Rui Vitória já não é o treinador do Benfica: é oficial. Depois de vários meses de pesada contestação, o português que assumiu o comando das águias a 15 de junho de 2015 abandona o comando técnico da equipa encarnada, deixando o clube no quarto lugar do campeonato nacional a sete pontos do líder FC Porto. Apesar do veredito só ter sido anunciado esta quinta-feira à noite, já em novembro de 2018 se dava como certa a saída de Vitória. Luís Filipe Vieira, porém, não deixou que isso acontecesse, fez finca pé e deu ao treinador que conquistou dois campeonatos nacionais um balão de oxigénio que agora vazou por completo.
A relação entre o presidente encarnado e o agora ex-treinador benfiquista é quase digna de um romance épico. Contra tudo e contra todos, Vieira manteve-se fiel e dedicado a Vitória, fazendo com que a relação entre os dois ultrapassasse um sem fim de barreiras: o fogo cerrado de Jesus e Bruno de Carvalho nos primeiros meses na Luz em 2015, a perda do pentacampeonato em 2018, as últimas duas (desastrosas) campanhas europeias na Champions. Acontece que a corda já não esticava mais e o presidente do Benfica teve de fazer o que há umas semanas evitou. Se dúvidas existissem que o líder benfiquista sempre defendeu o seu treinador, elas dissipam-se completamente ao analisar a posição que sempre manteve.
Rui Vitória fazia parte de um grupo restrito de treinadores cujo trabalho acompanho há vários anos. Ele é aquele que sempre senti estar melhor preparado para vir a ser o melhor treinador para o Benfica.”

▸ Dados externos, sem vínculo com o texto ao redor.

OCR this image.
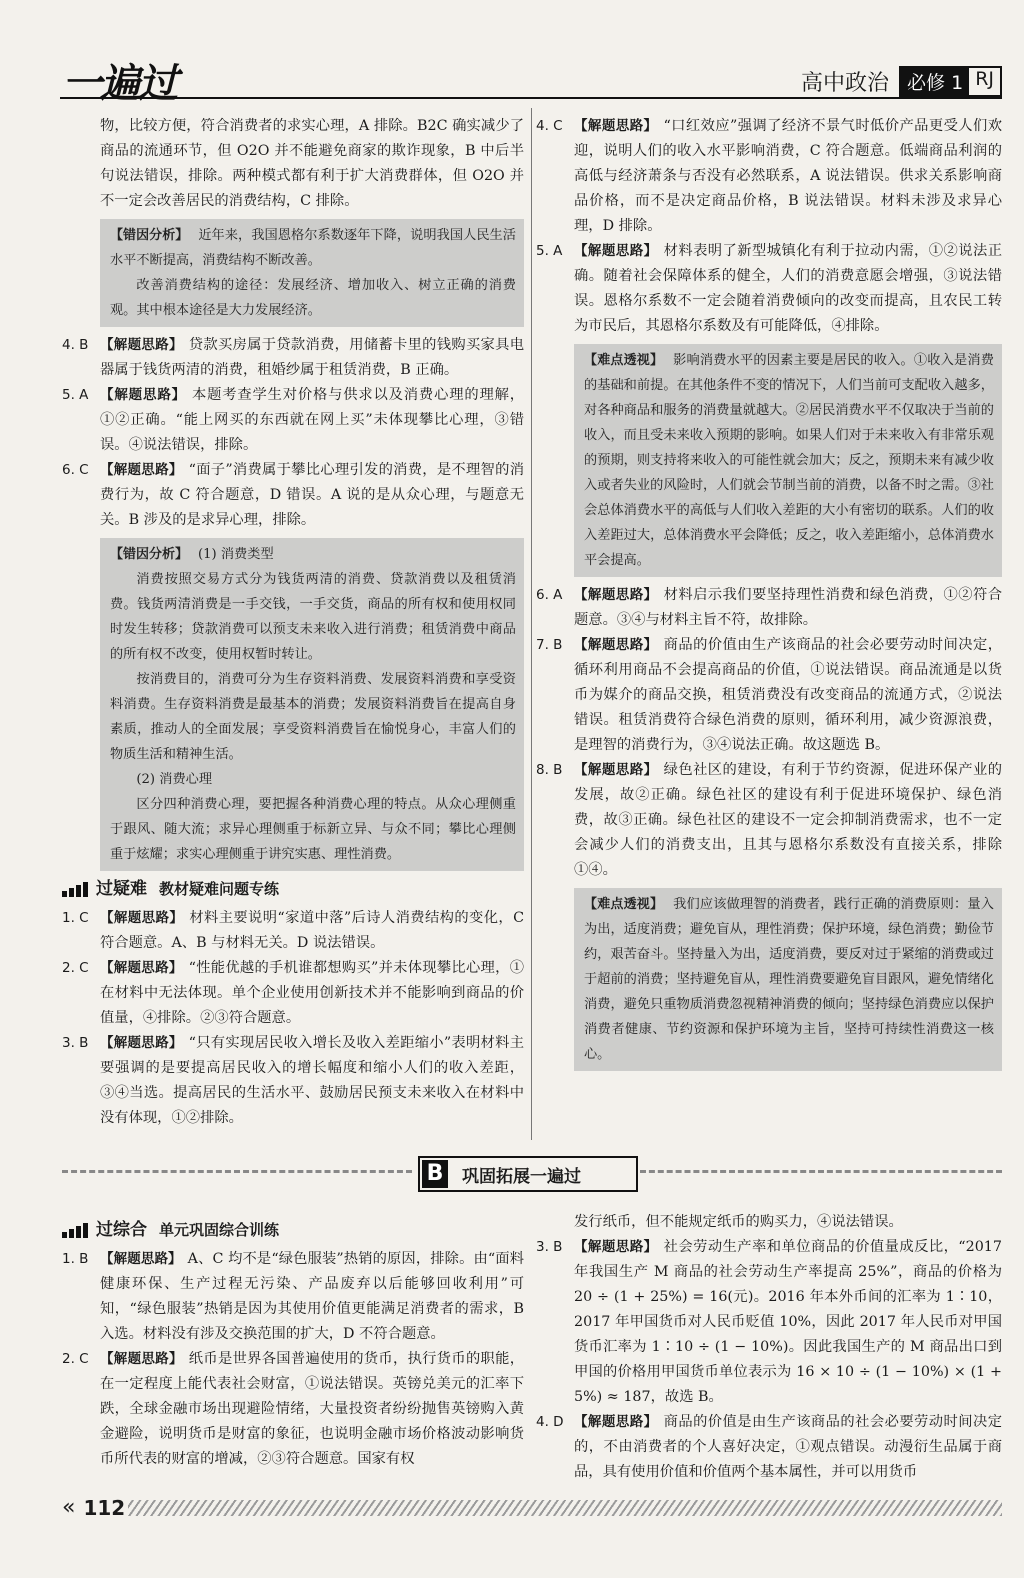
一遍过	高中政治 必修 1 RJ
物，比较方便，符合消费者的求实心理，A 排除。B2C 确实减少了商品的流通环节，但 O2O 并不能避免商家的欺诈现象，B 中后半句说法错误，排除。两种模式都有利于扩大消费群体，但 O2O 并不一定会改善居民的消费结构，C 排除。

【错因分析】 近年来，我国恩格尔系数逐年下降，说明我国人民生活水平不断提高，消费结构不断改善。

改善消费结构的途径：发展经济、增加收入、树立正确的消费观。其中根本途径是大力发展经济。

4. B 【解题思路】 贷款买房属于贷款消费，用储蓄卡里的钱购买家具电器属于钱货两清的消费，租婚纱属于租赁消费，B 正确。
5. A 【解题思路】 本题考查学生对价格与供求以及消费心理的理解，①②正确。“能上网买的东西就在网上买”未体现攀比心理，③错误。④说法错误，排除。
6. C 【解题思路】 “面子”消费属于攀比心理引发的消费，是不理智的消费行为，故 C 符合题意，D 错误。A 说的是从众心理，与题意无关。B 涉及的是求异心理，排除。

【错因分析】 (1) 消费类型

消费按照交易方式分为钱货两清的消费、贷款消费以及租赁消费。钱货两清消费是一手交钱，一手交货，商品的所有权和使用权同时发生转移；贷款消费可以预支未来收入进行消费；租赁消费中商品的所有权不改变，使用权暂时转让。

按消费目的，消费可分为生存资料消费、发展资料消费和享受资料消费。生存资料消费是最基本的消费；发展资料消费旨在提高自身素质，推动人的全面发展；享受资料消费旨在愉悦身心，丰富人们的物质生活和精神生活。

(2) 消费心理

区分四种消费心理，要把握各种消费心理的特点。从众心理侧重于跟风、随大流；求异心理侧重于标新立异、与众不同；攀比心理侧重于炫耀；求实心理侧重于讲究实惠、理性消费。

过疑难 教材疑难问题专练
1. C 【解题思路】 材料主要说明“家道中落”后诗人消费结构的变化，C 符合题意。A、B 与材料无关。D 说法错误。
2. C 【解题思路】 “性能优越的手机谁都想购买”并未体现攀比心理，①在材料中无法体现。单个企业使用创新技术并不能影响到商品的价值量，④排除。②③符合题意。
3. B 【解题思路】 “只有实现居民收入增长及收入差距缩小”表明材料主要强调的是要提高居民收入的增长幅度和缩小人们的收入差距，③④当选。提高居民的生活水平、鼓励居民预支未来收入在材料中没有体现，①②排除。
4. C 【解题思路】 “口红效应”强调了经济不景气时低价产品更受人们欢迎，说明人们的收入水平影响消费，C 符合题意。低端商品利润的高低与经济萧条与否没有必然联系，A 说法错误。供求关系影响商品价格，而不是决定商品价格，B 说法错误。材料未涉及求异心理，D 排除。
5. A 【解题思路】 材料表明了新型城镇化有利于拉动内需，①②说法正确。随着社会保障体系的健全，人们的消费意愿会增强，③说法错误。恩格尔系数不一定会随着消费倾向的改变而提高，且农民工转为市民后，其恩格尔系数及有可能降低，④排除。

【难点透视】 影响消费水平的因素主要是居民的收入。①收入是消费的基础和前提。在其他条件不变的情况下，人们当前可支配收入越多，对各种商品和服务的消费量就越大。②居民消费水平不仅取决于当前的收入，而且受未来收入预期的影响。如果人们对于未来收入有非常乐观的预期，则支持将来收入的可能性就会加大；反之，预期未来有减少收入或者失业的风险时，人们就会节制当前的消费，以备不时之需。③社会总体消费水平的高低与人们收入差距的大小有密切的联系。人们的收入差距过大，总体消费水平会降低；反之，收入差距缩小，总体消费水平会提高。

6. A 【解题思路】 材料启示我们要坚持理性消费和绿色消费，①②符合题意。③④与材料主旨不符，故排除。
7. B 【解题思路】 商品的价值由生产该商品的社会必要劳动时间决定，循环利用商品不会提高商品的价值，①说法错误。商品流通是以货币为媒介的商品交换，租赁消费没有改变商品的流通方式，②说法错误。租赁消费符合绿色消费的原则，循环利用，减少资源浪费，是理智的消费行为，③④说法正确。故这题选 B。
8. B 【解题思路】 绿色社区的建设，有利于节约资源，促进环保产业的发展，故②正确。绿色社区的建设有利于促进环境保护、绿色消费，故③正确。绿色社区的建设不一定会抑制消费需求，也不一定会减少人们的消费支出，且其与恩格尔系数没有直接关系，排除①④。

【难点透视】 我们应该做理智的消费者，践行正确的消费原则：量入为出，适度消费；避免盲从，理性消费；保护环境，绿色消费；勤俭节约，艰苦奋斗。坚持量入为出，适度消费，要反对过于紧缩的消费或过于超前的消费；坚持避免盲从，理性消费要避免盲目跟风，避免情绪化消费，避免只重物质消费忽视精神消费的倾向；坚持绿色消费应以保护消费者健康、节约资源和保护环境为主旨，坚持可持续性消费这一核心。

B 巩固拓展一遍过
过综合 单元巩固综合训练
1. B 【解题思路】 A、C 均不是“绿色服装”热销的原因，排除。由“面料健康环保、生产过程无污染、产品废弃以后能够回收利用”可知，“绿色服装”热销是因为其使用价值更能满足消费者的需求，B 入选。材料没有涉及交换范围的扩大，D 不符合题意。
2. C 【解题思路】 纸币是世界各国普遍使用的货币，执行货币的职能，在一定程度上能代表社会财富，①说法错误。英镑兑美元的汇率下跌，全球金融市场出现避险情绪，大量投资者纷纷抛售英镑购入黄金避险，说明货币是财富的象征，也说明金融市场价格波动影响货币所代表的财富的增减，②③符合题意。国家有权
发行纸币，但不能规定纸币的购买力，④说法错误。
3. B 【解题思路】 社会劳动生产率和单位商品的价值量成反比，“2017 年我国生产 M 商品的社会劳动生产率提高 25%”，商品的价格为 20 ÷ (1 + 25%) = 16(元)。2016 年本外币间的汇率为 1∶10，2017 年甲国货币对人民币贬值 10%，因此 2017 年人民币对甲国货币汇率为 1∶10 ÷ (1 − 10%)。因此我国生产的 M 商品出口到甲国的价格用甲国货币单位表示为 16 × 10 ÷ (1 − 10%) × (1 + 5%) ≈ 187，故选 B。
4. D 【解题思路】 商品的价值是由生产该商品的社会必要劳动时间决定的，不由消费者的个人喜好决定，①观点错误。动漫衍生品属于商品，具有使用价值和价值两个基本属性，并可以用货币
« 112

Estávamos no mês sete de 2015 quando Vieira falou pela primeira vez, mais a fundo, sobre o homem que escolheu para dar seguimento ao trabalho de Jorge Jesus, antigo técnico tornado Judas aos olhos da nação encarnada. Numa longa entrevista dada ao jornal desportivo Record, quando LFV ainda estava longe de saber que o bicampeonato deixado por Jesus iria virar “tetra”, o presidente afirmava: “[Ele] superou as expectativas que tinha. Está num patamar acima daquilo que esperava e creio que vamos poder ver isso dentro de campo”. Apesar de Vitória ainda ser uma grande incógnita para os adeptos das águias – que ainda estrebuchavam com o peso da sombra de Jesus –, o otimismo foi reinando.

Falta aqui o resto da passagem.